2013 wurde ein Impfstoff gegen Rota-Viren (einer Durchfallerkrankung, die bei Kleinkindern selten zu Krankenhauseinweisungen führen kann) von der STIKO empfohlen. Doch es kam zu Problemen:
„In den USA und Australien wurden bis zu sechs zusätzliche Fälle pro 100.000 Säuglingen pro Jahr bei einer Hintergrundinzidenz von 33 bis 101 Fällen pro 100.000 Säuglingen (unter einem Alter von einem Jahr) pro Jahr beobachtet.“
Von 100.000 Säuglingen hatten 6 mehr als erwartet eine Invagination (der Darm zieht sich in sich selbst, was sehr schmerzhaft und gefährlich ist und zu einer Operation führen kann). Aufgrund dieses erhöhten Auftretens wurde der Impfstoff zurückgezogen und verändert. Trotzdem wird das Phänomen weiter untersucht. Ich weiß, dass medizinische Interventionen ein Risiko in sich tragen (2). Und ich finde es beruhigend, wenn die “mangelhaften Erfassungssysteme” bereits bei 6 zusätzlichen Fällen (auf 100.000 Kinder) einer Nebenwirkung Alarm schlagen. Insbesondere, wenn man bedenkt, dass zwischen 33 und 101 (von 100.000 Kindern) auch ohne Impfung dasselbe Symptom bekommen. Aber natürlich hat Hirte Recht, es wäre besser, wenn wir noch früher davon erfahren würden.
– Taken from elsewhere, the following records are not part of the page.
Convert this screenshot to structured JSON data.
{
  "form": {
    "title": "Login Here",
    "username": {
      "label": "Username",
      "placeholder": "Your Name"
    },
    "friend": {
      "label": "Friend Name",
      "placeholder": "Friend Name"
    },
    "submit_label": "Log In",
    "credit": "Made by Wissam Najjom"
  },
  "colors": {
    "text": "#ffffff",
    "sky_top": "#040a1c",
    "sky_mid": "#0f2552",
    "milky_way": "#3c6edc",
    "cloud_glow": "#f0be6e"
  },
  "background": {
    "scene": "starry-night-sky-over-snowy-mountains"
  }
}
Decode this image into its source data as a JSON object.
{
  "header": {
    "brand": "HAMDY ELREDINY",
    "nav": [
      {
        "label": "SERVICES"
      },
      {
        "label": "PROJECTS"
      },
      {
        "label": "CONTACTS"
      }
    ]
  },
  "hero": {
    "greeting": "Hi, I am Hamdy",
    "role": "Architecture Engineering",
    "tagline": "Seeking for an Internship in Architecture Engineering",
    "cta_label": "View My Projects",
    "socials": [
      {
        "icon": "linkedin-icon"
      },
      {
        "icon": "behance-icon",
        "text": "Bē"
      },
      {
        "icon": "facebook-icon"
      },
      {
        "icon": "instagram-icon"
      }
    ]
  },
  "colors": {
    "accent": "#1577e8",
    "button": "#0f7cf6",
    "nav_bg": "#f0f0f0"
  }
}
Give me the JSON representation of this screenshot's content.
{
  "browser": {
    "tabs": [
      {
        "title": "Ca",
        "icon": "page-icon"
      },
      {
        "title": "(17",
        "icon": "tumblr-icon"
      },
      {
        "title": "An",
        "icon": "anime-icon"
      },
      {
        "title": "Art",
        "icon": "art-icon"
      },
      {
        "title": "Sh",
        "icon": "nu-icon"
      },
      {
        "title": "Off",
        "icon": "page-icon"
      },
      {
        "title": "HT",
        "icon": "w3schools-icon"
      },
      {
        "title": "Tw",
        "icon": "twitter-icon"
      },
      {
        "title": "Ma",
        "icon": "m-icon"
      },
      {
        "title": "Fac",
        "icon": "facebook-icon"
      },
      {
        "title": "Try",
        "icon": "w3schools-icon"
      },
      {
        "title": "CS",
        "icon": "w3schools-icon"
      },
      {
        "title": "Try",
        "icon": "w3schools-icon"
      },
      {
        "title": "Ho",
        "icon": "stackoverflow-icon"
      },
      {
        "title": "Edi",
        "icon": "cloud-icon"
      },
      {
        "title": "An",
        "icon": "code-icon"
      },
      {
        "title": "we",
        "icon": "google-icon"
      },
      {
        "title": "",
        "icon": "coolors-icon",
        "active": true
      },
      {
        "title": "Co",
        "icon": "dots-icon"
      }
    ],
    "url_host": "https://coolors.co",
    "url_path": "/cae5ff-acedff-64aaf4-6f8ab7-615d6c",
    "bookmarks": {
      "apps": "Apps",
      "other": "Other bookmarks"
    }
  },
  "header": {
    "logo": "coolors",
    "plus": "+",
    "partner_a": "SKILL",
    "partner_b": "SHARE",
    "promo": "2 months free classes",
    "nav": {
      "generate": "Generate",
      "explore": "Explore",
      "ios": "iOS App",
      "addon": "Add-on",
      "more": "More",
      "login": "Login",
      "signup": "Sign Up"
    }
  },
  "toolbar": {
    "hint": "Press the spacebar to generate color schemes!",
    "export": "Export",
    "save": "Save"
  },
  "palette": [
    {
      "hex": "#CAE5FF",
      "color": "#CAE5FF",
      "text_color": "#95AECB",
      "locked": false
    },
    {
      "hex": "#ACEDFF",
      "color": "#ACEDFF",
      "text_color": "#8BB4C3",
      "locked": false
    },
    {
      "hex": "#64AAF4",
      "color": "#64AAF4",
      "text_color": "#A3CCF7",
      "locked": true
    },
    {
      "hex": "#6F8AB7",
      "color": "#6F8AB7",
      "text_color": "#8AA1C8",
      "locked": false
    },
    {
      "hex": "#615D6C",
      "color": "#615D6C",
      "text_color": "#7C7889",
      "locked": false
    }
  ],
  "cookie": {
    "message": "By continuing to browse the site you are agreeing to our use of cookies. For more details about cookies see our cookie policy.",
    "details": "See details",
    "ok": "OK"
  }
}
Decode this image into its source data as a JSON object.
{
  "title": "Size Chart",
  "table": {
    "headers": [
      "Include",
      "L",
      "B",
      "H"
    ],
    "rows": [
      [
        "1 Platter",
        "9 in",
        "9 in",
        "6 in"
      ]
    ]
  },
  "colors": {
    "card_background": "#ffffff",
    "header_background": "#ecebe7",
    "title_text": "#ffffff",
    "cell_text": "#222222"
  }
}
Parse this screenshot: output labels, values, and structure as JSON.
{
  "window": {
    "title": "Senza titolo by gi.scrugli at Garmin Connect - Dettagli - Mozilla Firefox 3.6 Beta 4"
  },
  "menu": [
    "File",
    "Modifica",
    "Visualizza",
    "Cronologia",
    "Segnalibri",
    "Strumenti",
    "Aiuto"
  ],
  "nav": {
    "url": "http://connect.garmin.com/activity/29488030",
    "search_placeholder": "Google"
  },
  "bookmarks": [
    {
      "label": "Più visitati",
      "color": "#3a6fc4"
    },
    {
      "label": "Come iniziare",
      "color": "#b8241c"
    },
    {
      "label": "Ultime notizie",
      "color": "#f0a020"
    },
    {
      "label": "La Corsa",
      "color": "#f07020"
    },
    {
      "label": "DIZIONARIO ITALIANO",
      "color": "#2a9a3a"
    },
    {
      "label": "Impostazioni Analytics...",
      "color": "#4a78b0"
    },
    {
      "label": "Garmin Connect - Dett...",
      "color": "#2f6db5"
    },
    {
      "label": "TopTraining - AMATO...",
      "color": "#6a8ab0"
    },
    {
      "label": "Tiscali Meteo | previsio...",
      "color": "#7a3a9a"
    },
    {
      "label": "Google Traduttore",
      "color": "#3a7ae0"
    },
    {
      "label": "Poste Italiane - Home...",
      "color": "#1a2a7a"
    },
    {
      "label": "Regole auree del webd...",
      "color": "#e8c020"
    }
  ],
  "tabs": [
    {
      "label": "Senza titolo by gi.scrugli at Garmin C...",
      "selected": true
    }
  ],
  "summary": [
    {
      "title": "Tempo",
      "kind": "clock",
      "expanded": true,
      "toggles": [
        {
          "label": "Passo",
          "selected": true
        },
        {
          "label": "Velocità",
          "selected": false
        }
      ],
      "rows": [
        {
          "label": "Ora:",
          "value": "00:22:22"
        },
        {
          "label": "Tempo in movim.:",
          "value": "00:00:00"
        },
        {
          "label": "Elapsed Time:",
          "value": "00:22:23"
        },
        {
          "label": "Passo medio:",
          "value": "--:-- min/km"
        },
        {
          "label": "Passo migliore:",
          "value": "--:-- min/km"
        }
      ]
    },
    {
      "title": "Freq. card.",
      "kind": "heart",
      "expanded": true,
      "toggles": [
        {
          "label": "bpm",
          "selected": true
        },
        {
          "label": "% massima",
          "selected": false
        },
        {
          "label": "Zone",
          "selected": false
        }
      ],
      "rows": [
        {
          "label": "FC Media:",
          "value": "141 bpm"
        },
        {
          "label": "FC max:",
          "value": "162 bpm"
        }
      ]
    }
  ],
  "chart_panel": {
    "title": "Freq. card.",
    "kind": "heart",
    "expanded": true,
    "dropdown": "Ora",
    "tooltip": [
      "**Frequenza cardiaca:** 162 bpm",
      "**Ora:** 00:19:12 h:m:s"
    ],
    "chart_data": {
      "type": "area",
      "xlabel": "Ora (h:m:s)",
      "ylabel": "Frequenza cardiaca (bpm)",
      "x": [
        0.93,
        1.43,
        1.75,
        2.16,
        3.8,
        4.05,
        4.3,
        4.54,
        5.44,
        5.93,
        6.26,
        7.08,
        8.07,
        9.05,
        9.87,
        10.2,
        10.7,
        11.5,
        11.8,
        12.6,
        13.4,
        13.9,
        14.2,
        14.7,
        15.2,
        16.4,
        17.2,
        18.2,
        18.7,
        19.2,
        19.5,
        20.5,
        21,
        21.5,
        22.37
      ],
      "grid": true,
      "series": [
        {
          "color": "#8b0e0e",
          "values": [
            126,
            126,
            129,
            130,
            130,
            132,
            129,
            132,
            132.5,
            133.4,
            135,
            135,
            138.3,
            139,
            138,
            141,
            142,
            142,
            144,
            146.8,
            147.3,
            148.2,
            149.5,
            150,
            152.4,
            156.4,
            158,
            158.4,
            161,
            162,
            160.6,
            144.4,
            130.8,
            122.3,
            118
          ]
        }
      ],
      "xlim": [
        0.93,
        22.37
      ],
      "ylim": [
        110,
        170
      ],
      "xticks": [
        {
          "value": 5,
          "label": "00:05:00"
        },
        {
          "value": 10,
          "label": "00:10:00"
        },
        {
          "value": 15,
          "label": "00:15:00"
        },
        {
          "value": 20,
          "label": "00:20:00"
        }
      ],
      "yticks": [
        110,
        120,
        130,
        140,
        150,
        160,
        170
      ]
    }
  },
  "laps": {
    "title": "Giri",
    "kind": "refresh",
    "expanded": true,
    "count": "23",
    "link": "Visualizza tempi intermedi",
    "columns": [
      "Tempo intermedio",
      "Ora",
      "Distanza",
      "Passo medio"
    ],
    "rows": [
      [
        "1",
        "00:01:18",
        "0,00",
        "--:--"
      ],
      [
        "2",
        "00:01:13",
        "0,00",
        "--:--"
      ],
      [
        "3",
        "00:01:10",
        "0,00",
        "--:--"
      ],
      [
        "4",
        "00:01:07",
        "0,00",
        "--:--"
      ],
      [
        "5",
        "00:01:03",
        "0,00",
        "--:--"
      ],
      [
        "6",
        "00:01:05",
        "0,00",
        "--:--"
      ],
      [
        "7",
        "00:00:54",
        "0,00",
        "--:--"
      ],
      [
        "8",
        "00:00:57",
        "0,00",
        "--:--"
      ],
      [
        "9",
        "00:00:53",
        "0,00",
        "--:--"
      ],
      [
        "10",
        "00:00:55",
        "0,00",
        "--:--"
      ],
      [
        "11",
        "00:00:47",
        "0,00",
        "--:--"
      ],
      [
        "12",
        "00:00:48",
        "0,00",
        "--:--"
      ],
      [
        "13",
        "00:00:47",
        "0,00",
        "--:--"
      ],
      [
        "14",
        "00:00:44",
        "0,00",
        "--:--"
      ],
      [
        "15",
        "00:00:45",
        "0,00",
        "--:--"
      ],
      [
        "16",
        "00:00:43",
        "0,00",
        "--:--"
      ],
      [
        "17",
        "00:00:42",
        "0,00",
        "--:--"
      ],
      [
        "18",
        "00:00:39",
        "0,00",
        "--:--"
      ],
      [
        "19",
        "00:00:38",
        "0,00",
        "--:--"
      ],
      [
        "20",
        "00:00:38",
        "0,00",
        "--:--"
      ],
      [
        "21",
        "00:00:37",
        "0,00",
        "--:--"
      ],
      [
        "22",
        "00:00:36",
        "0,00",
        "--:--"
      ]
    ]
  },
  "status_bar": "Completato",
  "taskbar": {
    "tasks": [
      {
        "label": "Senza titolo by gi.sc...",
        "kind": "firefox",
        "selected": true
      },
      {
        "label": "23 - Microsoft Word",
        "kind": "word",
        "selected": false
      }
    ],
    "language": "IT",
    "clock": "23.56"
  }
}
„Mehr und mehr in den Blickpunkt geraten heute auch verzögert einsetzende, langfristige Nebenwirkungen durch Beeinträchtigung des Immunsystems und der Nervenentwicklung.“ (Seite 14)
Hirte bleibt an dieser Stelle sehr vage. Da er sonst sehr konkret und deutlich wird, wenn es um den Schaden von Impfungen geht, vermute ich, dass er nicht von konkreten Diagnosen spricht. Vielleicht bezieht er sich an dieser Stelle auf Buchwald. Dieser hatte Impfungen auch für eine sehr große Anzahl von Problemen verantwortlich gemacht:
„Zur Erklärung zunehmender Dummheit und zunehmender Gewaltkriminalität brauchen wir nicht die ausgefallensten Theorien heranziehen, denn die Lösung liegt auf der Hand: Intelligenzverlust führt zur Kriminalität. Um es deutlich zu sagen: Ursachen dieser Entwicklung sind die Impfungen.“(Buchwald (3) )
Auch den ökologischen Sinn von Impfungen hinterfragt Hirte.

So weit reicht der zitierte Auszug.